The ministry’s strategic and three-year business plans are aligned to Vision 2030. We work closely with the planning institute of Jamaica to monitor and keep track of the targets. We are even working with the private sector to make sure our education and training is aligned with what the industry requires. We are integrating STEM and TVET into the curriculum. We are strengthening early child education, ensuring every child has the opportunity for full high school education up to grade 13. Students will graduate with at least an occupational degree with some skill they can use for further education or transition into the world of work. All of that is consistent with Jamaica’s quest to develop world-class education and training system, with no one left behind, training and certifying aligned with the demands of the 21st century economy and beyond.

How do you make sure the education system is aligned with market expectations?

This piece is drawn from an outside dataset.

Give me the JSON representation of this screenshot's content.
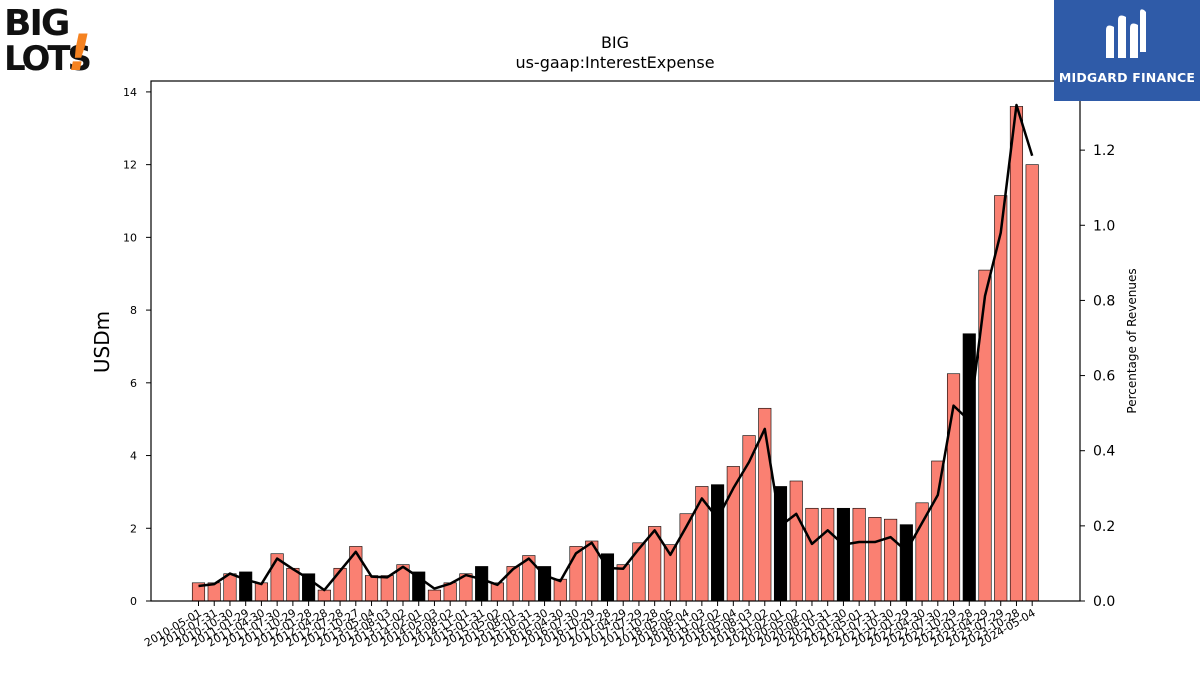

We are transitioning out of an agriculture-based economy, which is employing higher levels of mechanization. We developed strong capabilities in the service sector; tourism is one of the major industries. Along with that, there is transport and logistics. We have expanded that into maritime and maritime logistics, cruise tourism, among others. Those are emerging opportunities. We have recently approved the establishment of Caribbean Maritime University. Therefore, we can train more young people in these high-paying jobs in maritime logistics and transportation, and we are excited about that. The BPO is another area we are targeting. We have done great work for tourism. There is a great deal of potential growth in this particular area. We now have to customize our training program to make sure the graduating students are not generic. They should be trained in technical skills, customer service, and the ability to use the technology to deliver these back-office operations.

What competitive advantage do you identify in Jamaica for foreign students, and how do you plan to leverage this?

We already have large cohorts from the US, Canada, and other places around the world. Globally, the cost of higher education is increasing. Jamaica is a low-cost country. Our labor is relatively cheap. Jamaica is far more attractive in studying abroad. We also have tourism, so students can come and in addition to studying they can travel. They can participate in our tourism product, all-inclusive tourism, or whatever type of tourism they want. Jamaica is a major international brand. We have so many great Jamaicans. In a lot of countries, Jamaica is a household name. We have to build out the capacity for tertiary institutions to accommodate this particular demand. I have been in discussions with a number of these players. The UCC is one. The UCC and the Caribbean School of Medical Sciences Jamaica are partnering together. To be sustainable, they have to seek to attract international students. Jamaica is not unique in the sense that Antigua, Dominica, and Grenada have already gone in the market for offshore medical schools. We are in a prime location for investment in so many areas, particularly in higher education.

How do you better associate the Jamaica name and brand with education?

It is all a marketing plan in the same way that we are marketing tourism. We use social media. We have a large diaspora group. We even have a diaspora consultant that works with the diaspora in the US. Part of the mandate, along with our ambassador, is to develop our marketing plan. We have to ensure that we have the capacity. The University of the West Indies is expanding to accommodate some of that. We have UCC, which is also expanding. It has a task force to help manage this initiative. All of this is taking place together.